Grocers: It's Time to Disrupt Your 'Traditional' Predictive Analytics Approaches
Within retail, the grocery business is at the forefront when it comes to innovations in data analytics. However, the software that enables predictive analytics is decades old, developed when computing technology was not nearly as powerful as it is today. "Traditional" predictive analytics approaches are rife with opportunities for disruption.
The rise of artificial intelligence (AI) forces the question of whether traditional predictive analytics are truly supporting profitable decision making. Through the relatively recent rise of advanced computer processors called GPUs (graphic processing units), we have access to exponentially accelerated computing speeds and processing power, meaning AI-driven data analysis is possible and accessible to more organizations at a speed that was computationally impractical just a few years ago.
"The pace of adoption in our enterprise business is growing every day," according to Eric Thorsen, global business development for retail and consumer products at Santa Clara, Calif.-based technology company Nvidia. "Especially in retail, there is a tremendous opportunity to kickstart old business processes using this new technology."
AI using reinforcement learning is able to run simulations of the future, gaining intelligence from scenarios that will never need to be executed, and therefore helping top grocers learn faster than traditional test-and-learn approaches, which happen at the pace of time. With massive GPU computing power, simulations can learn years of retail every day.
The AI Approach
The AI approach is based on processing all the available data and evaluating the connections and relationships between every single product, which sheds light on the various "ripple" effects – such as cross-category cannibalization/affinity, promotional and price elasticities, and forward-buying – that occur across the entire retailer's product assortment anytime a decision is made.
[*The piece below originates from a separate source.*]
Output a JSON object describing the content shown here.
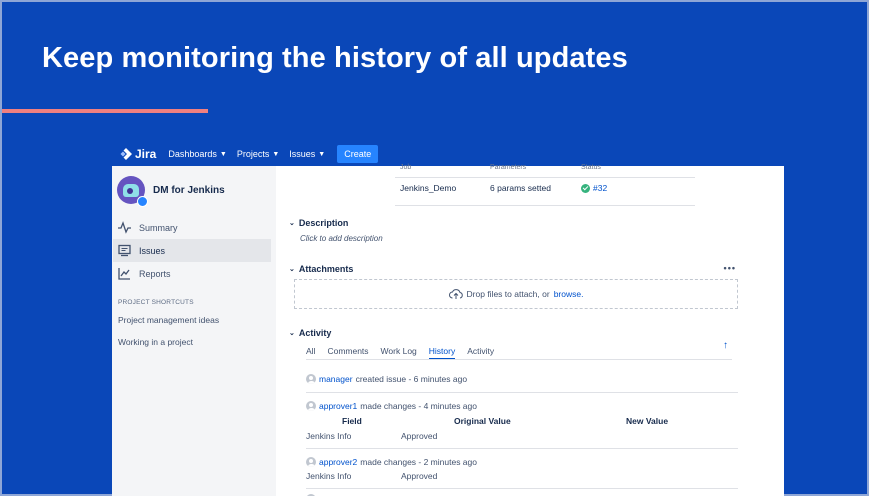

Now apply this same holistic measurement and simulation to pricing decisions. AI can play out an astronomical number of trade-offs and scenarios of promotional and regular pricing to deliver results: decisions are made – not on a margin per SKU basis, but on an organizational blended margin rate to deliver expected long-term profits.
"Traditional business processes like SKU-store rollups have traditionally not been calculated regularly due to legacy hardware constraints," Thorsen states. "Now retailers with large assortments and many stores can accurately perform these calculations to understand product demand, promotion plans and replenishment schedules."
What Makes AI so Important?
For the high SKU counts and high transaction frequencies in the grocery business, AI is a significantly more powerful approach than traditional predictive analytics.
The insights that AI provides support significant topline sales growth without increased promotional cost. In the high-volume, low-margin supermarket industry, AI is a technology that will prove to be as impactful as the internet – while those grocers that succumb to the "sunk cost" fallacy and continue to prioritize investing in legacy predictive analytics tools over AI face nothing short of existential risk.